Keywords: molecular graphs, molecular connectivity, molecular data exchange, disambiguation, semantic web

Reference
D. Weininger, A. Weininger and J. L. Weininger: SMILES 2. Algorithm for Generation of Unique SMILES Notation. J. Chem. Inf. Comput. Sci. 1989, 29, 97-101.
DOI: 10.1021/ci00062a008.

An acronym in cheminformatics: SMILES for simplified molecular input line entry system

SMILES stands for simplified molecular input line entry system [1]. SMILES is a chemical notation system with a small chemical grammar for the encoding of molecular structures based on the principles of molecular graph theory.

SMILES is a user-friendly chemical language that allows input of molecular structures in molecular editors, databases, search engines and property estimation tools. For example, ChemSpider [2] accepts SMILES entries (also: nomenclature-based names, registry number or InChI). Looking for aspirin (2-(acetyloxy)benzoic acid)? Type the SMILES notation CC(=O)Oc1ccccc1C(=O)O into the search field. Notice that the six carbon atoms of the aromatic benzene ring have been entered in lower case to identify them as aromatic-ring members. Also, hydrogen atoms have not been explicitly specified, since their occurrence is deduced based on valence rules.

What is “hiding” behind the notation FC12C3(F)C4(F)C1(F)C5(F)C4(F)C3(F)C25F?
Correct, it is perfluorocubane (1,2,3,4,5,6,7,8-octafluorocubane). ChemSpider is finding it either way and it is your choice to type the SMILES notation or a name.

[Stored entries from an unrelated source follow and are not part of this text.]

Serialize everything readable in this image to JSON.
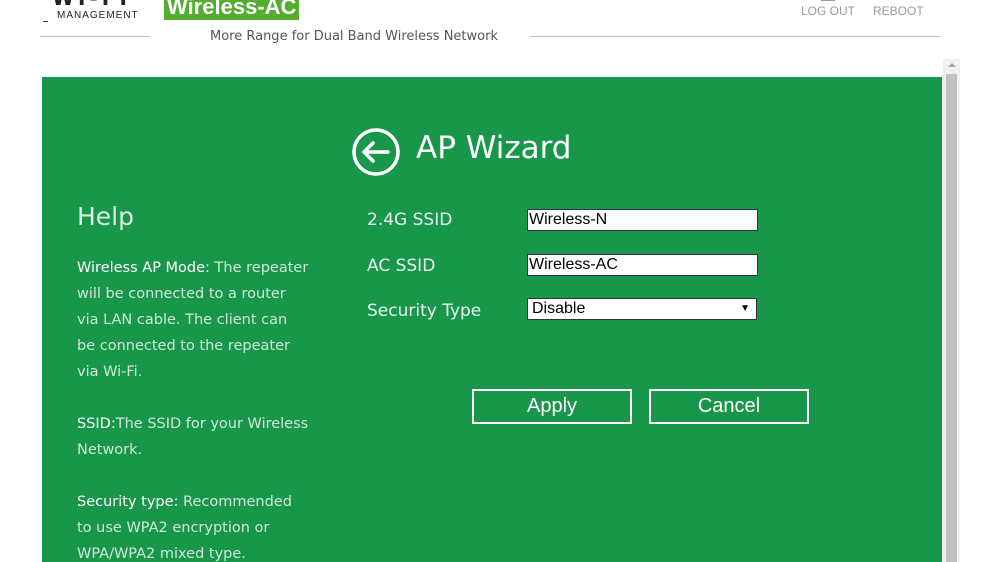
{
  "header": {
    "logo_text": "WI-FI",
    "logo_subtext": "MANAGEMENT",
    "brand": "Wireless-AC",
    "tagline": "More Range for Dual Band Wireless Network",
    "links": {
      "logout": "LOG OUT",
      "reboot": "REBOOT"
    }
  },
  "wizard": {
    "back_icon": "arrow-left-circle-icon",
    "title": "AP Wizard",
    "fields": {
      "ssid_24g": {
        "label": "2.4G SSID",
        "value": "Wireless-N"
      },
      "ac_ssid": {
        "label": "AC SSID",
        "value": "Wireless-AC"
      },
      "security_type": {
        "label": "Security Type",
        "value": "Disable"
      }
    },
    "buttons": {
      "apply": "Apply",
      "cancel": "Cancel"
    }
  },
  "help": {
    "title": "Help",
    "items": [
      {
        "term": "Wireless AP Mode:",
        "text": " The repeater will be connected to a router via LAN cable. The client can be connected to the repeater via Wi-Fi."
      },
      {
        "term": "SSID:",
        "text": "The SSID for your Wireless Network."
      },
      {
        "term": "Security type:",
        "text": " Recommended to use WPA2 encryption or WPA/WPA2 mixed type."
      }
    ]
  },
  "colors": {
    "panel": "#18974b",
    "brand_badge": "#55ad30",
    "text_on_panel": "#ffffff"
  }
}
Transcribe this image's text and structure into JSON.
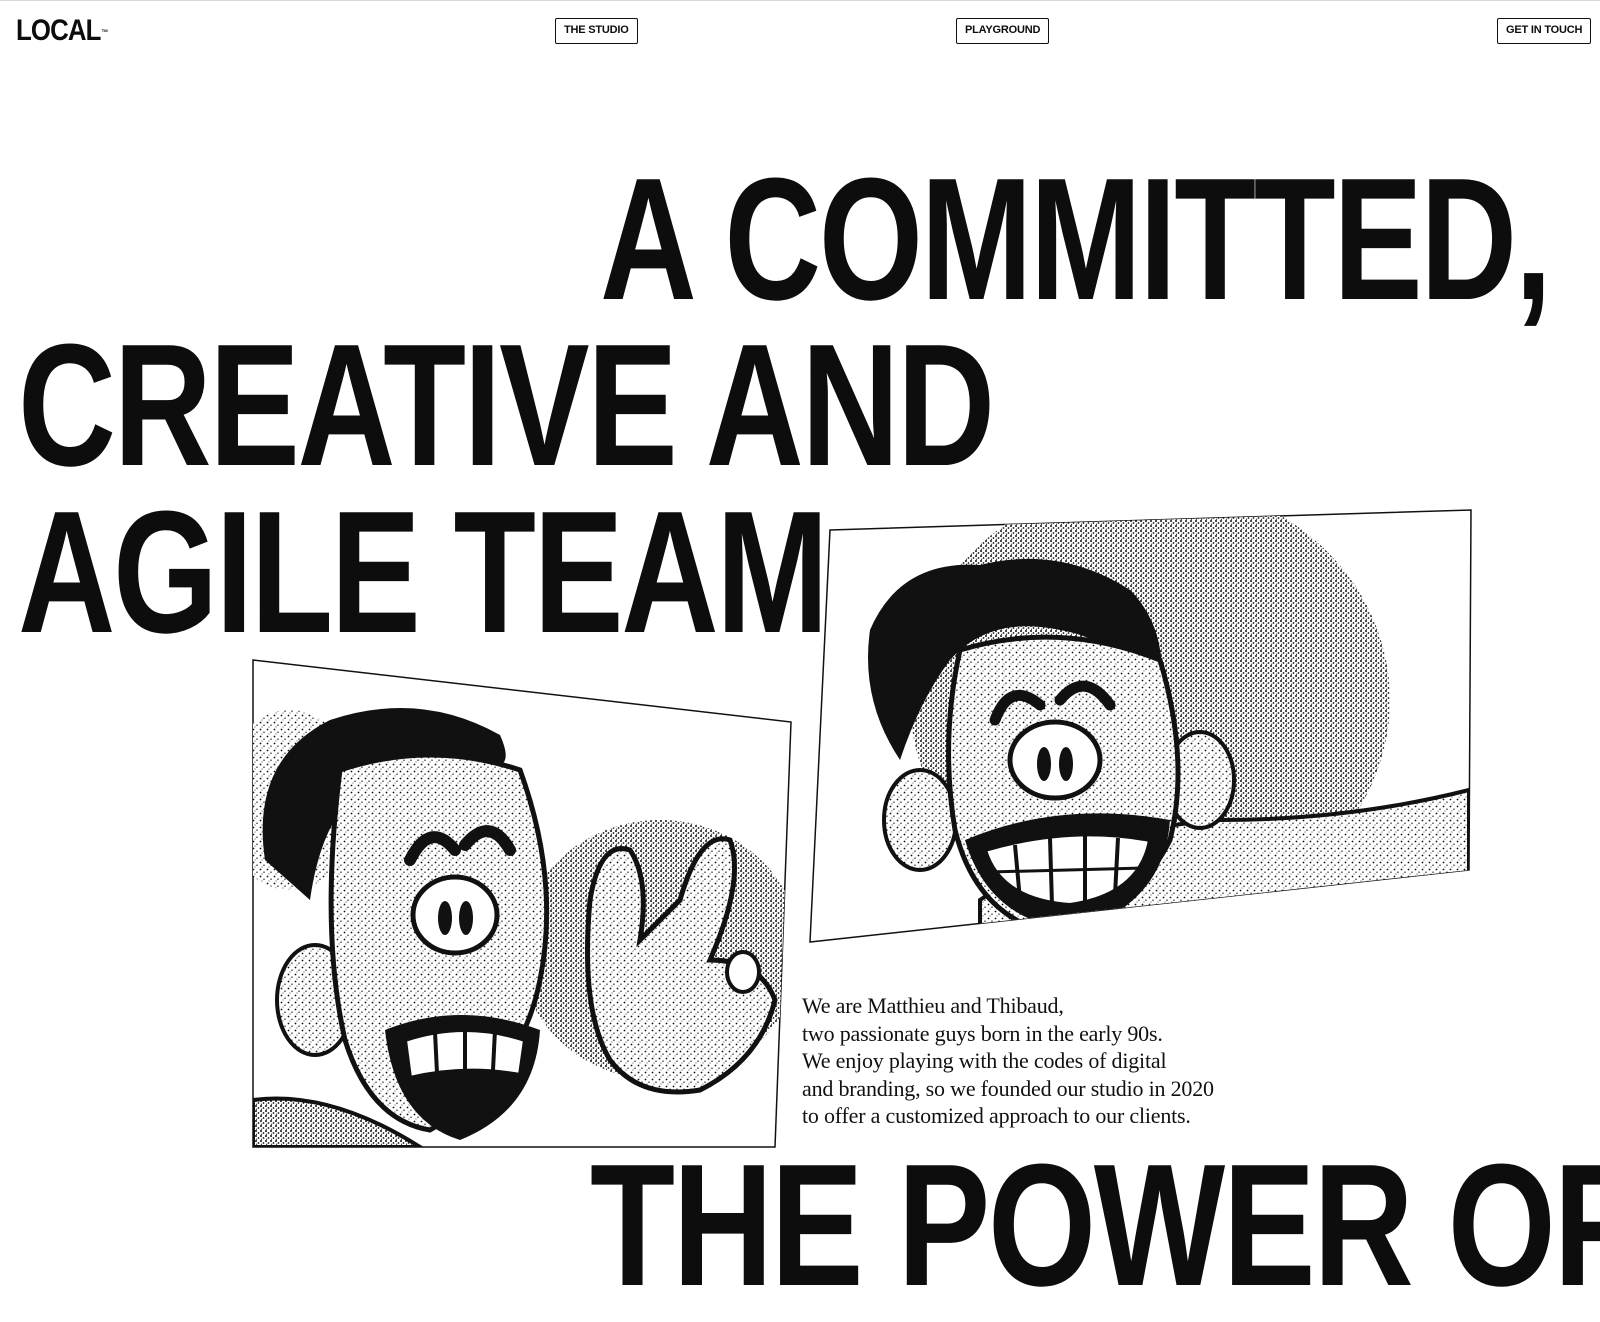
{
  "nav": {
    "logo": "LOCAL",
    "logo_mark": "™",
    "links": [
      "THE STUDIO",
      "PLAYGROUND",
      "GET IN TOUCH"
    ]
  },
  "hero": {
    "headline_lines": [
      "A COMMITTED,",
      "CREATIVE AND",
      "AGILE TEAM"
    ],
    "next_section_heading": "THE POWER OF"
  },
  "intro": {
    "lines": [
      "We are Matthieu and Thibaud,",
      "two passionate guys born in the early 90s.",
      "We enjoy playing with the codes of digital",
      "and branding, so we founded our studio in 2020",
      "to offer a customized approach to our clients."
    ]
  },
  "illustrations": [
    "illustration-matthieu",
    "illustration-thibaud"
  ],
  "colors": {
    "ink": "#0d0d0d",
    "paper": "#ffffff"
  }
}
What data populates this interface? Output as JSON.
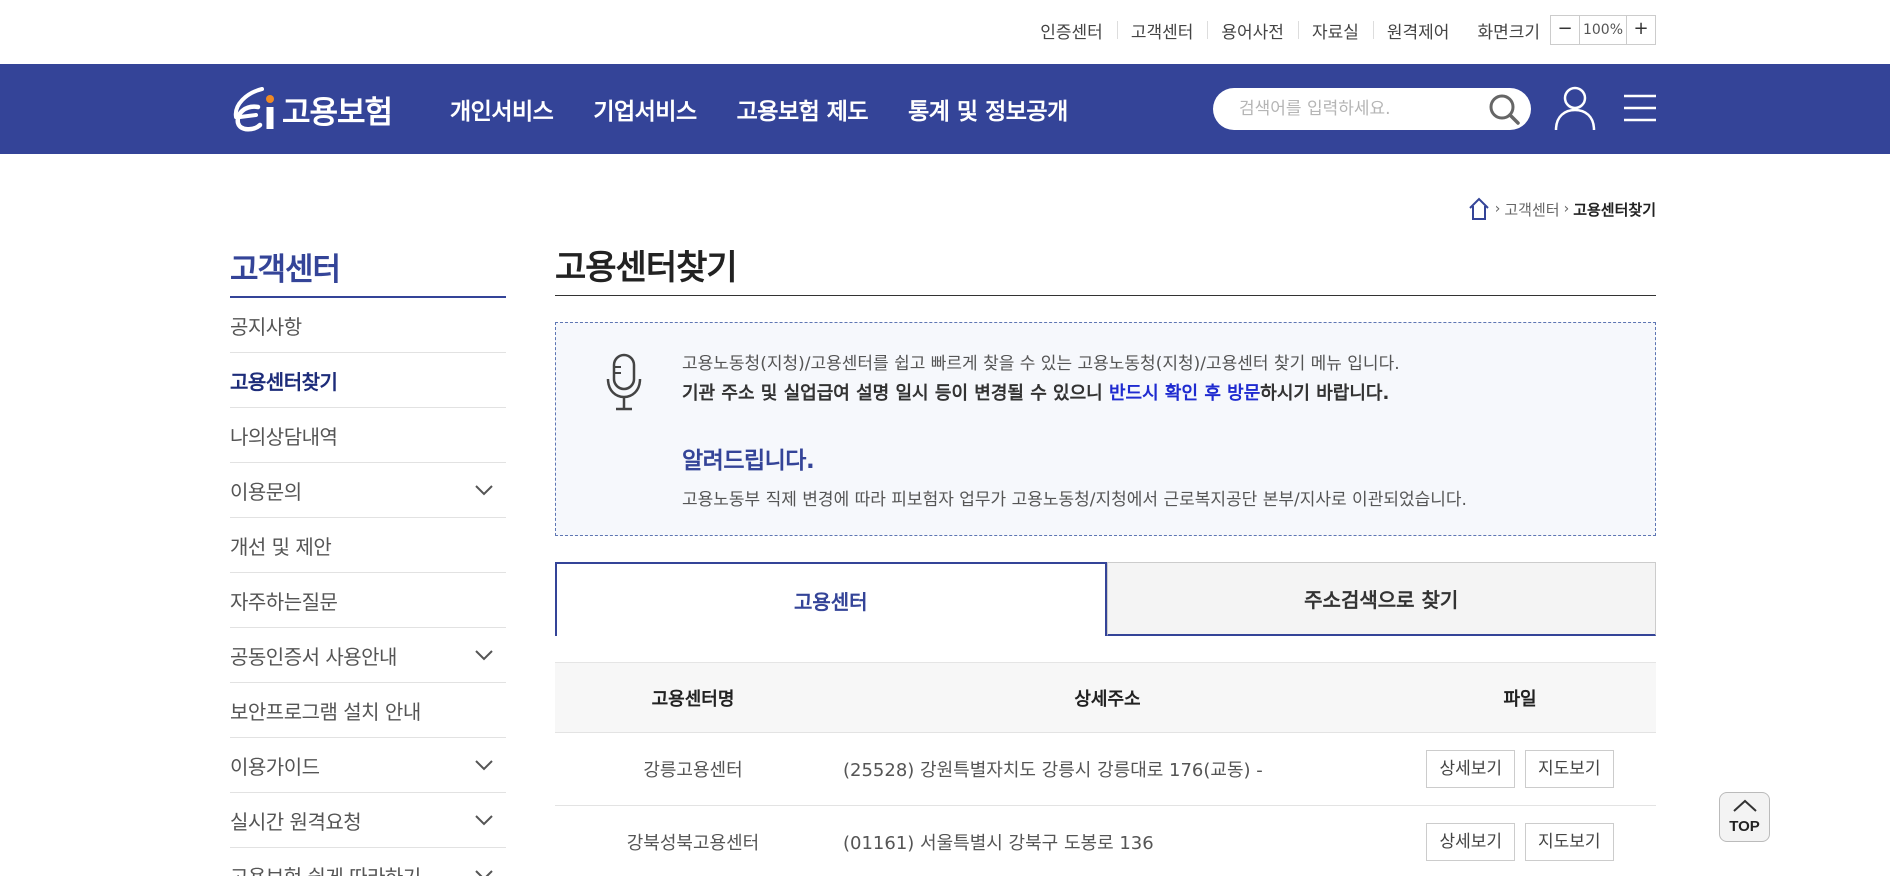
{
  "util": {
    "links": [
      "인증센터",
      "고객센터",
      "용어사전",
      "자료실",
      "원격제어"
    ],
    "zoom_label": "화면크기",
    "zoom_minus": "−",
    "zoom_value": "100%",
    "zoom_plus": "+"
  },
  "gnb": {
    "logo_text": "고용보험",
    "menu": [
      "개인서비스",
      "기업서비스",
      "고용보험 제도",
      "통계 및 정보공개"
    ],
    "search_placeholder": "검색어를 입력하세요."
  },
  "breadcrumb": {
    "items": [
      "고객센터"
    ],
    "current": "고용센터찾기"
  },
  "sidebar": {
    "title": "고객센터",
    "items": [
      {
        "label": "공지사항",
        "expandable": false,
        "active": false
      },
      {
        "label": "고용센터찾기",
        "expandable": false,
        "active": true
      },
      {
        "label": "나의상담내역",
        "expandable": false,
        "active": false
      },
      {
        "label": "이용문의",
        "expandable": true,
        "active": false
      },
      {
        "label": "개선 및 제안",
        "expandable": false,
        "active": false
      },
      {
        "label": "자주하는질문",
        "expandable": false,
        "active": false
      },
      {
        "label": "공동인증서 사용안내",
        "expandable": true,
        "active": false
      },
      {
        "label": "보안프로그램 설치 안내",
        "expandable": false,
        "active": false
      },
      {
        "label": "이용가이드",
        "expandable": true,
        "active": false
      },
      {
        "label": "실시간 원격요청",
        "expandable": true,
        "active": false
      },
      {
        "label": "고용보험 쉽게 따라하기",
        "expandable": true,
        "active": false
      }
    ]
  },
  "content": {
    "title": "고용센터찾기",
    "notice": {
      "line1": "고용노동청(지청)/고용센터를 쉽고 빠르게 찾을 수 있는 고용노동청(지청)/고용센터 찾기 메뉴 입니다.",
      "line2_pre": "기관 주소 및 실업급여 설명 일시 등이 변경될 수 있으니 ",
      "line2_highlight": "반드시 확인 후 방문",
      "line2_post": "하시기 바랍니다.",
      "heading": "알려드립니다.",
      "line3": "고용노동부 직제 변경에 따라 피보험자 업무가 고용노동청/지청에서 근로복지공단 본부/지사로 이관되었습니다."
    },
    "tabs": [
      "고용센터",
      "주소검색으로 찾기"
    ],
    "table": {
      "headers": [
        "고용센터명",
        "상세주소",
        "파일"
      ],
      "rows": [
        {
          "name": "강릉고용센터",
          "address": "(25528) 강원특별자치도 강릉시 강릉대로 176(교동) -",
          "btn_detail": "상세보기",
          "btn_map": "지도보기"
        },
        {
          "name": "강북성북고용센터",
          "address": "(01161) 서울특별시 강북구 도봉로 136",
          "btn_detail": "상세보기",
          "btn_map": "지도보기"
        }
      ]
    }
  },
  "top_button": "TOP",
  "colors": {
    "brand": "#344498",
    "highlight": "#1f2bd0"
  }
}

Computers “love” SMILES since they can automatically derive a connection table from the linear notation code, which is essential to draw the assocoated structure or to calculate molecular descriptors. Given a name such as 2-(acetyloxy)benzoic acid would require automatic structure interpretation on a much higher level—not so easy for a computer. And giving aspirin will cause a computer headache, speaking in human terms.

Keywords: molecular graphs, molecular connectivity, molecular data exchange

References
[1] David Weininger: SMILES, a Chemical Language and Information System. 1. Introduction to Methodology and Encoding Rules. J. Chem. Inf. Comput. Sci. 1988, 28, 31-36.
DOI: 10.1021/ci00057a005.
[2] ChemSpider starting guide: How do you find compounds? [www.chemspider.com/GettingStarted.aspx].